Durant plusieurs mois, Diego n'avait pas parlé de ses doutes et de ses craintes à sa femme, Krista. Il ne voulait pas la laisser tombée alors qu'elle attendait leur premier enfant. Et puis elle avait fait tellement d'efforts en si peu de temps, il ne voulait pas la voir replonger dans l'enfer duquel il l'avait sortie. Non, il ne se le pardonnerait jamais si elle retouchait à la drogue par sa faute, elle qui, par amour pour lui, avait eu le courage de tout arrêter. Après tout, depuis qu'elle s'était réorientée vers un nouveau chemin, leur vie avait été des plus heureuses; ils s'étaient mariés, avaient voyager à travers le monde, et attendaient un premier enfant. Ils pensaient que le pire était maintenant derrière eux.
Diego n'avait pas pu assister à l'accouchement de Krista. Il avait reçu un appel de sa femme à son bureau qui lui demandait de venir de toute urgence à la maternité, qu'elle avait perdu les eaux. Laissant toutes ses affaires sur place, il s'y était rendu aussi vite que possible, mais se trouvant à plus de deux heures de route de la maternité, il était arrivé trop tard de quelques minutes, et le bébé était déjà la. Le bonheur ne fut tout de même pas des moindres quand, pour la première fois, on lui posa son enfant dans les bras. Une magnifique petite fille à laquelle ils avaient déjà attribué depuis plusieurs semaines le prénom de Jazz. Ils avaient trouvé intéressant de l'appeler de cette façon car, en plus de trouver ce prénom doux, original et mélodieux ( c'est le moins qu'on puisse dire ! ), ils n'avait encore jamais croisé de personne ayant le même.
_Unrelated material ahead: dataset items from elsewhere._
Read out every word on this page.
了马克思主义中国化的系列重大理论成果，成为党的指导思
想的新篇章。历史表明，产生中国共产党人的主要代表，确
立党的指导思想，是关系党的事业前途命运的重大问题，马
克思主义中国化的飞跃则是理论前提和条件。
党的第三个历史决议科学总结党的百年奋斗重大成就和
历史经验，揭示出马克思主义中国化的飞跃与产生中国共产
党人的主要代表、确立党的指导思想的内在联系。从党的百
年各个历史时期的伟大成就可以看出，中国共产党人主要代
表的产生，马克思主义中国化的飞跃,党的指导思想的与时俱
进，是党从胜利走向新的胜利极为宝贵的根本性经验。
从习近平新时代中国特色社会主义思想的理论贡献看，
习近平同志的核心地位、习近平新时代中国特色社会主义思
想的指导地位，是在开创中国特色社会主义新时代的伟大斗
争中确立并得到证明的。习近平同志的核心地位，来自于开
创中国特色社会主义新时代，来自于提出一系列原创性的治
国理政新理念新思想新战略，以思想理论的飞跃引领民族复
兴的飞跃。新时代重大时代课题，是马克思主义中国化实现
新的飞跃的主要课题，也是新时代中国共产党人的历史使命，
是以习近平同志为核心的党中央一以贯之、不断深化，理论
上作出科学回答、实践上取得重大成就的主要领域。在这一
Les deux premiers mois, le jeune couple était sur un petit nuage. Diego en avait oublié toutes ses appréhension, & Krista semblait être une nouvelle femme, comme si rien ne s'était jamais passé. Tous les trois habitaient un grand appartement luxueux au centre de Venise. Oui, l'argent n'était pas ce dont ils avaient le plus besoin, puisque Diego possédait plusieurs maisons et appartements partout en Italie, des habitations que d'autres personnes lui louaient. Mais le bonheur de cette petite famille ne dura pas longtemps. Diego était sorti prendre l'air après une dispute avec Krista, prenant la petite Mona avec lui dans une poussette. Il ne resta pas dehors bien longtemps. Lui & sa femme s'étaient disputés pour une histoire complètement stupide, et il tenait à s'excuser auprès d'elle. En entrant dans l'appartement, il posa sa jeune enfant dans son lit puis chercha Krista. Elle ne semblait être nulle part, pourtant il n'était pas sorti plus d'une demi heure, elle ne pouvait donc pas avoir disparu aussi vite. Finalement, c'est dans la salle de bain qu'il la retrouva, assise sur le bord de la baignoire.
« Krista ? Je voulais m'excuser de mon comportement, je ... »
Il s'arrêta net. Sa jeune femme avait relever la tête vers lui, il y avait quelque chose d'anormal sur son visage. Une expression qu'il n'avait plus vu depuis longtemps, quelque chose d'invisible pour une autre personne que lui.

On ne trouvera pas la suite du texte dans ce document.